How do oncologists deal with dying patients day in and day out, caught in the amber of soul-destroying moments when people running out of time catalog their swelling regrets, their vanis
hing options, in a maelstrom of disorder and disease? And how do we deal with the grief once we lose them? Reading fiction, especially the classics of both Urdu and English, has helped me do both in a way that I could not have managed otherwise. By blurring the us-versus-them margins as I stood in the shoes of various characters and felt their joys and sorrows, fear and pain, it helped me appreciate the complexity of lives beyond the complacent, self-satisfied, simplistic Manichean duality of good and evil. My empathy for characters surged in direct proportion to the level of emotional engagement I experienced in a story. Fiction polished my cognitive and intellectual skills to read emotions in others, gauge anxiety levels, diagnose psychosocial fragility. Fiction gave me the equanimity and self-control to follow the advice of Emory Austin: “Some days there won’t be a song in your heart. Sing anyway.”
Obviously, no two patients are alike in how they face the end, and each one has individual needs. There is no algorithm to follow. The only practical approach is to let patients teach us what they need at any given moment, one at a time.

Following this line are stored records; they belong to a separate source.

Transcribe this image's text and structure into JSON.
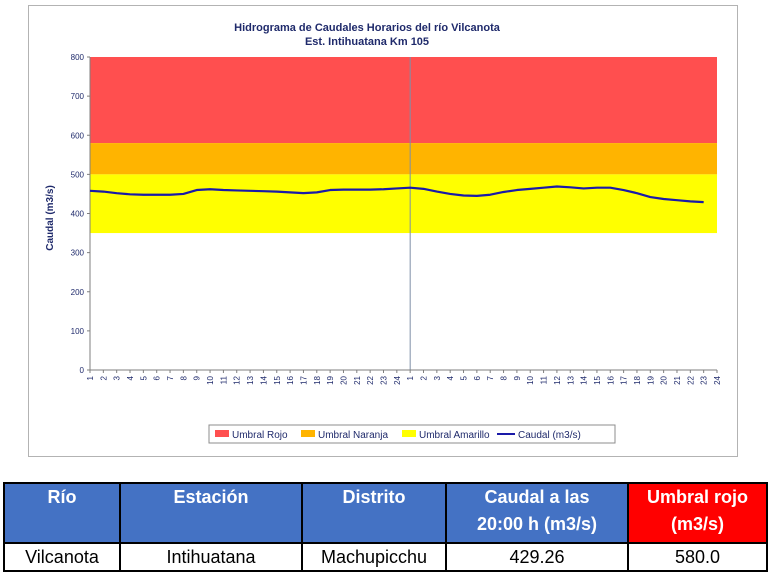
{
  "chart_data": {
    "type": "line",
    "title": "Hidrograma de Caudales Horarios del río Vilcanota",
    "subtitle": "Est. Intihuatana Km 105",
    "ylabel": "Caudal (m3/s)",
    "xlabel": "",
    "ylim": [
      0,
      800
    ],
    "yticks": [
      0,
      100,
      200,
      300,
      400,
      500,
      600,
      700,
      800
    ],
    "x_tick_labels": [
      "1",
      "2",
      "3",
      "4",
      "5",
      "6",
      "7",
      "8",
      "9",
      "10",
      "11",
      "12",
      "13",
      "14",
      "15",
      "16",
      "17",
      "18",
      "19",
      "20",
      "21",
      "22",
      "23",
      "24",
      "1",
      "2",
      "3",
      "4",
      "5",
      "6",
      "7",
      "8",
      "9",
      "10",
      "11",
      "12",
      "13",
      "14",
      "15",
      "16",
      "17",
      "18",
      "19",
      "20",
      "21",
      "22",
      "23",
      "24"
    ],
    "bands": [
      {
        "name": "Umbral Rojo",
        "from": 580,
        "to": 800,
        "color": "#ff4f4f"
      },
      {
        "name": "Umbral Naranja",
        "from": 500,
        "to": 580,
        "color": "#ffb400"
      },
      {
        "name": "Umbral Amarillo",
        "from": 350,
        "to": 500,
        "color": "#ffff00"
      }
    ],
    "series": [
      {
        "name": "Caudal (m3/s)",
        "color": "#1a1aa8",
        "values": [
          458,
          456,
          452,
          449,
          448,
          448,
          448,
          450,
          460,
          462,
          460,
          459,
          458,
          457,
          456,
          454,
          452,
          454,
          460,
          461,
          461,
          461,
          462,
          464,
          466,
          463,
          456,
          450,
          446,
          445,
          448,
          455,
          460,
          463,
          466,
          469,
          467,
          464,
          466,
          466,
          460,
          452,
          442,
          437,
          434,
          431,
          429
        ]
      }
    ],
    "legend_position": "bottom",
    "divider_after": 24,
    "grid": false
  },
  "table": {
    "headers": [
      {
        "line1": "Río",
        "line2": ""
      },
      {
        "line1": "Estación",
        "line2": ""
      },
      {
        "line1": "Distrito",
        "line2": ""
      },
      {
        "line1": "Caudal a las",
        "line2": "20:00 h (m3/s)"
      },
      {
        "line1": "Umbral rojo",
        "line2": "(m3/s)"
      }
    ],
    "row": {
      "rio": "Vilcanota",
      "estacion": "Intihuatana",
      "distrito": "Machupicchu",
      "caudal": "429.26",
      "umbral": "580.0"
    }
  }
}
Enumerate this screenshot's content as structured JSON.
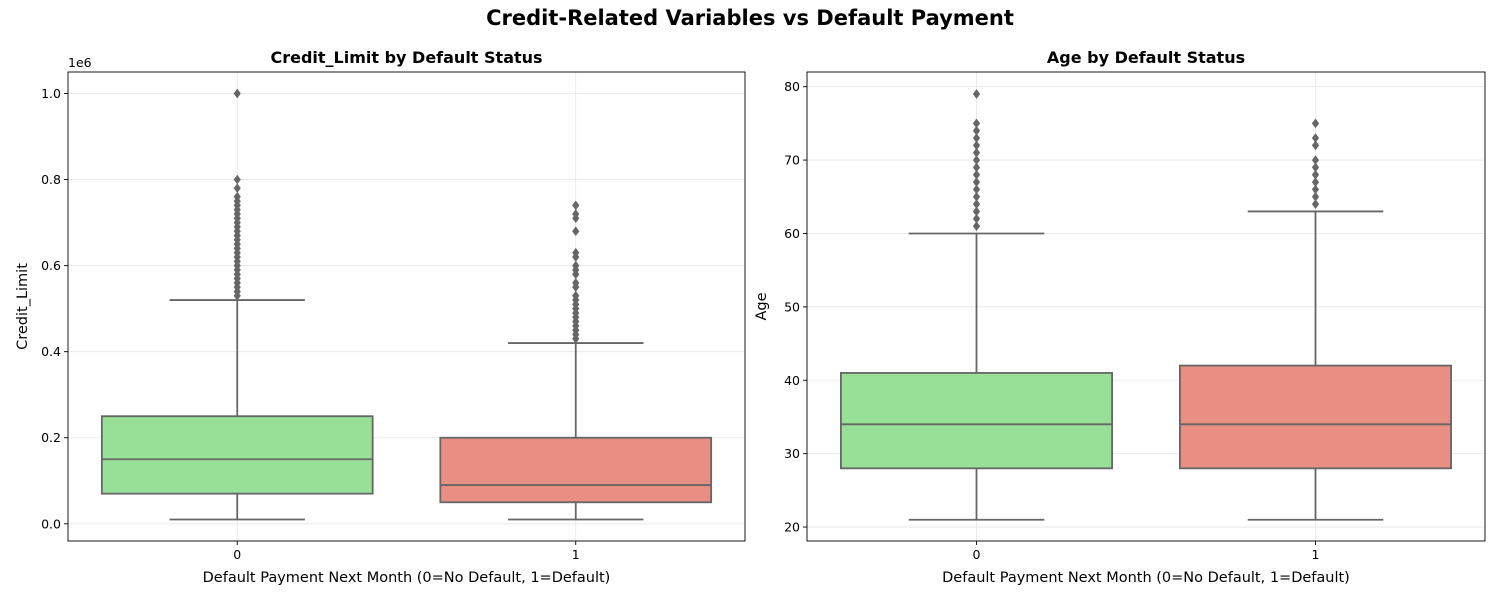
{
  "figure": {
    "title": "Credit-Related Variables vs Default Payment"
  },
  "chart_data": [
    {
      "type": "box",
      "title": "Credit_Limit by Default Status",
      "xlabel": "Default Payment Next Month (0=No Default, 1=Default)",
      "ylabel": "Credit_Limit",
      "offset_text": "1e6",
      "categories": [
        "0",
        "1"
      ],
      "ylim": [
        -0.04,
        1.05
      ],
      "yticks": [
        0.0,
        0.2,
        0.4,
        0.6,
        0.8,
        1.0
      ],
      "ytick_labels": [
        "0.0",
        "0.2",
        "0.4",
        "0.6",
        "0.8",
        "1.0"
      ],
      "grid": true,
      "boxes": [
        {
          "category": "0",
          "color": "#98e098",
          "whisker_low": 0.01,
          "q1": 0.07,
          "median": 0.15,
          "q3": 0.25,
          "whisker_high": 0.52,
          "outliers": [
            0.53,
            0.54,
            0.55,
            0.56,
            0.57,
            0.58,
            0.59,
            0.6,
            0.61,
            0.62,
            0.63,
            0.64,
            0.65,
            0.66,
            0.67,
            0.68,
            0.69,
            0.7,
            0.71,
            0.72,
            0.73,
            0.74,
            0.75,
            0.76,
            0.78,
            0.8,
            1.0
          ]
        },
        {
          "category": "1",
          "color": "#e88e82",
          "whisker_low": 0.01,
          "q1": 0.05,
          "median": 0.09,
          "q3": 0.2,
          "whisker_high": 0.42,
          "outliers": [
            0.43,
            0.44,
            0.45,
            0.46,
            0.47,
            0.48,
            0.49,
            0.5,
            0.51,
            0.52,
            0.53,
            0.55,
            0.56,
            0.58,
            0.59,
            0.6,
            0.62,
            0.63,
            0.68,
            0.71,
            0.72,
            0.74
          ]
        }
      ]
    },
    {
      "type": "box",
      "title": "Age by Default Status",
      "xlabel": "Default Payment Next Month (0=No Default, 1=Default)",
      "ylabel": "Age",
      "offset_text": "",
      "categories": [
        "0",
        "1"
      ],
      "ylim": [
        18.1,
        82
      ],
      "yticks": [
        20,
        30,
        40,
        50,
        60,
        70,
        80
      ],
      "ytick_labels": [
        "20",
        "30",
        "40",
        "50",
        "60",
        "70",
        "80"
      ],
      "grid": true,
      "boxes": [
        {
          "category": "0",
          "color": "#98e098",
          "whisker_low": 21,
          "q1": 28,
          "median": 34,
          "q3": 41,
          "whisker_high": 60,
          "outliers": [
            61,
            62,
            63,
            64,
            65,
            66,
            67,
            68,
            69,
            70,
            71,
            72,
            73,
            74,
            75,
            79
          ]
        },
        {
          "category": "1",
          "color": "#e88e82",
          "whisker_low": 21,
          "q1": 28,
          "median": 34,
          "q3": 42,
          "whisker_high": 63,
          "outliers": [
            64,
            65,
            66,
            67,
            68,
            69,
            70,
            72,
            73,
            75
          ]
        }
      ]
    }
  ]
}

The key is to listen when patients talk. To listen seriously. Listen more “hearingly,” the kind of listening that the blind develop naturally; listening for what is not said, listening to understand. Patients tend to hold back their tormenting concerns, the worries keeping them up at night. These require concentrated listening. Doctors are known to interrupt patients every eighteen seconds on an average.
Ultimately, nearer the end, nature itself quietly takes over, becomes the guide for patients, and patients in turn teach us what to do and how.